RNA polymerase beta-subunit (rpoB) sequences of B. velezensis (CP000560.2, CP006890.1), B. amyloliquefaciens (FN597644.1, CP002627.1), B. subtilis (NC000964.3), B. pumilus (CP027034.1), B. licheniformis (NC006270.3) and B. altitudinis (CP009108.1, AP025262.1) were obtained from the GenBank genome database. The phylogenetic tree was constructed using the neighbor-joining algorithm and maximum likelihood analyses, with bootstrap values calculated from 1,000 replicate runs using the routines included in MEGA software.
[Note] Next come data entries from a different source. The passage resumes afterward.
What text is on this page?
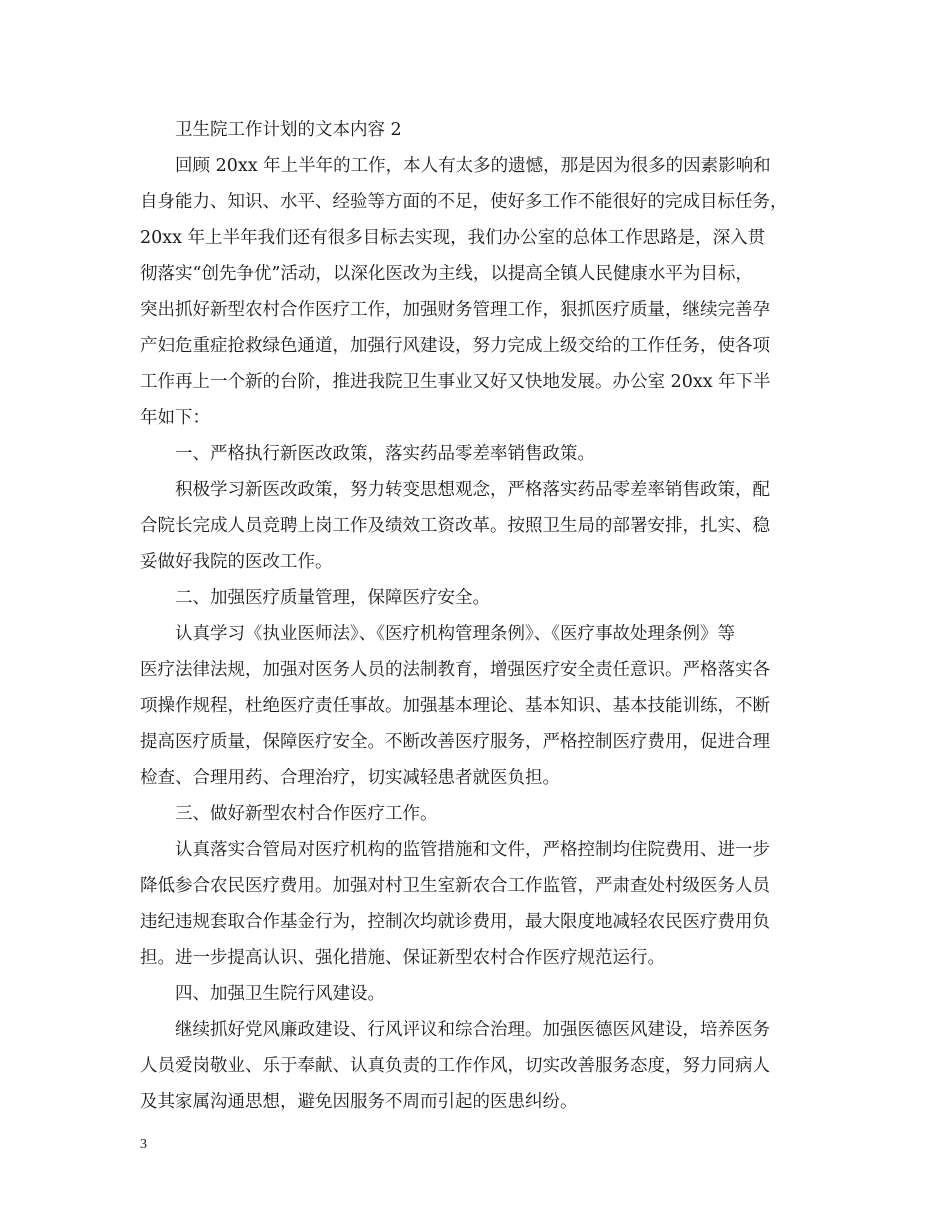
卫生院工作计划的文本内容 2
回顾 20xx 年上半年的工作，本人有太多的遗憾，那是因为很多的因素影响和
自身能力、知识、水平、经验等方面的不足，使好多工作不能很好的完成目标任务，
20xx 年上半年我们还有很多目标去实现，我们办公室的总体工作思路是，深入贯
彻落实“创先争优”活动，以深化医改为主线，以提高全镇人民健康水平为目标，
突出抓好新型农村合作医疗工作，加强财务管理工作，狠抓医疗质量，继续完善孕
产妇危重症抢救绿色通道，加强行风建设，努力完成上级交给的工作任务，使各项
工作再上一个新的台阶，推进我院卫生事业又好又快地发展。办公室 20xx 年下半
年如下：
一、严格执行新医改政策，落实药品零差率销售政策。
积极学习新医改政策，努力转变思想观念，严格落实药品零差率销售政策，配
合院长完成人员竞聘上岗工作及绩效工资改革。按照卫生局的部署安排，扎实、稳
妥做好我院的医改工作。
二、加强医疗质量管理，保障医疗安全。
认真学习《执业医师法》、《医疗机构管理条例》、《医疗事故处理条例》等
医疗法律法规，加强对医务人员的法制教育，增强医疗安全责任意识。严格落实各
项操作规程，杜绝医疗责任事故。加强基本理论、基本知识、基本技能训练，不断
提高医疗质量，保障医疗安全。不断改善医疗服务，严格控制医疗费用，促进合理
检查、合理用药、合理治疗，切实减轻患者就医负担。
三、做好新型农村合作医疗工作。
认真落实合管局对医疗机构的监管措施和文件，严格控制均住院费用、进一步
降低参合农民医疗费用。加强对村卫生室新农合工作监管，严肃查处村级医务人员
违纪违规套取合作基金行为，控制次均就诊费用，最大限度地减轻农民医疗费用负
担。进一步提高认识、强化措施、保证新型农村合作医疗规范运行。
四、加强卫生院行风建设。
继续抓好党风廉政建设、行风评议和综合治理。加强医德医风建设，培养医务
人员爱岗敬业、乐于奉献、认真负责的工作作风，切实改善服务态度，努力同病人
及其家属沟通思想，避免因服务不周而引起的医患纠纷。
3
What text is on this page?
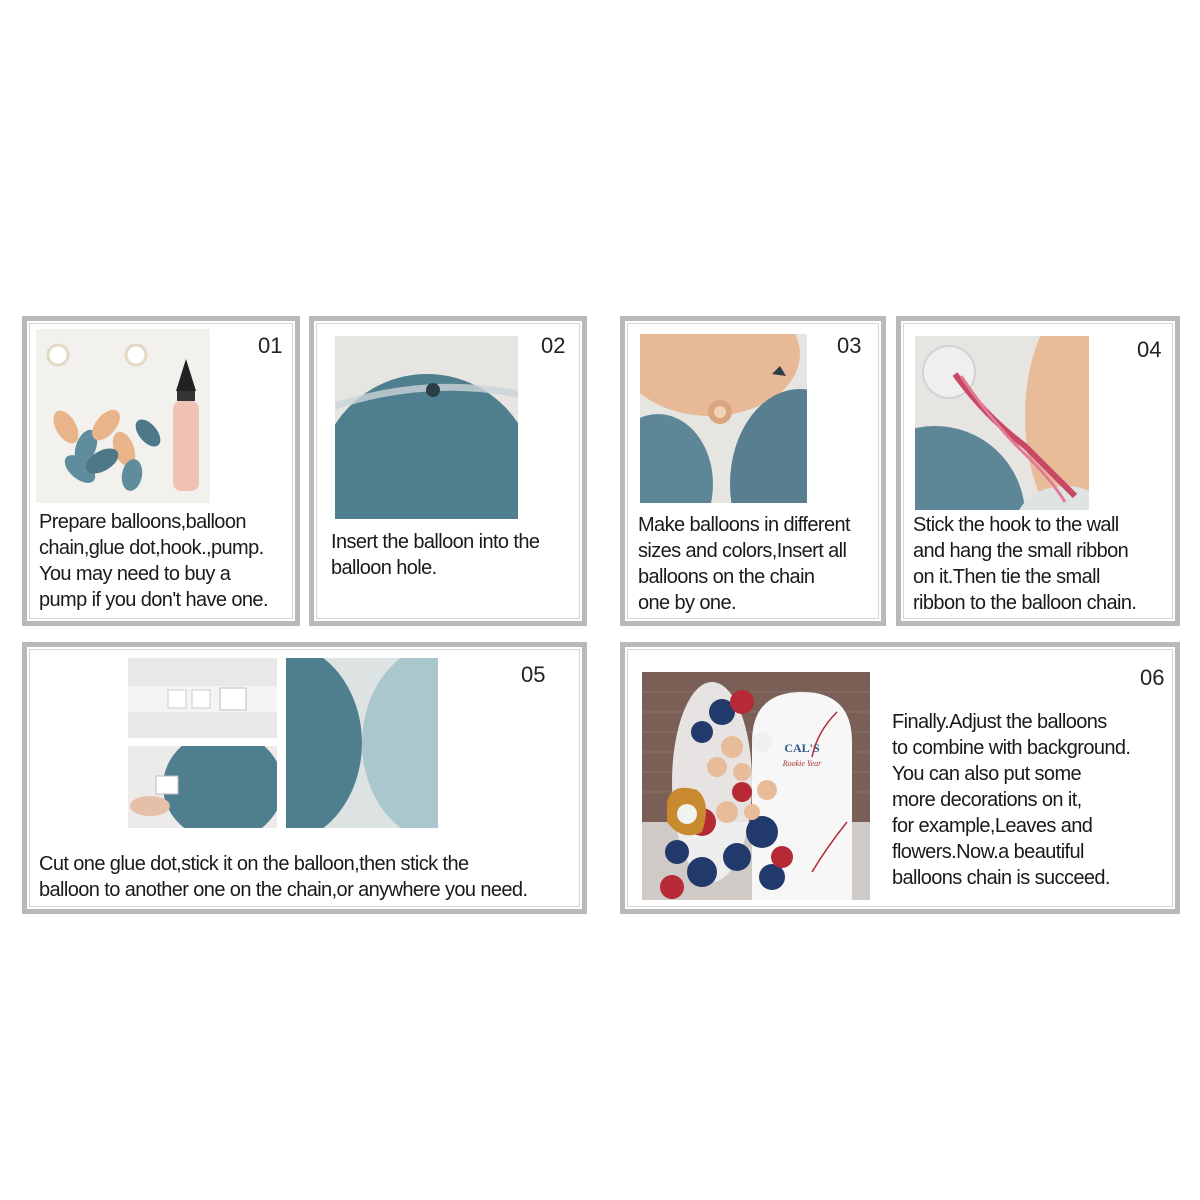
01
Prepare balloons,balloon
chain,glue dot,hook.,pump.
You may need to buy a
pump if you don't have one.
02
Insert the balloon into the
balloon hole.
03
Make balloons in different
sizes and colors,Insert all
balloons on the chain
one by one.
04
Stick the hook to the wall
and hang the small ribbon
on it.Then tie the small
ribbon to the balloon chain.
05
Cut one glue dot,stick it on the balloon,then stick the
balloon to another one on the chain,or anywhere you need.
CAL'S
Rookie Year
06
Finally.Adjust the balloons
to combine with background.
You can also put some
more decorations on it,
for example,Leaves and
flowers.Now.a beautiful
balloons chain is succeed.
We followed the methods of Wang et al. (2020) for electrotransformation and transformants screening. The wild type B. velezensis XS142 competent cells were prepared as follows. Briefly, single colony of B. velezensis XS142 was cultured overnight in 2 mL KB medium at 28°C with 200 rpm/min. Five hundred microliters of the overnight B. velezensis XS142 was taken into a 250 mL triangular flask containing 50 mL KB medium at 28°C with 200 rpm/min for 2–3 h. Subsequently, the bacterial cells were centrifuged at 4°C and 5,000 × g for 15 min, followed by addition of a small amount of ultra-pure water (sterilized and pre-cooled). The cells were re-suspended and centrifuged. Then, the bacterial cells were re-suspended with 10% glycerol solution, and 40 μL aliquots of the bacterial cell suspension were placed in each 1.5 mL centrifuge tube. The B. velezensis XS142 competent cells were stored at −80°C for future use.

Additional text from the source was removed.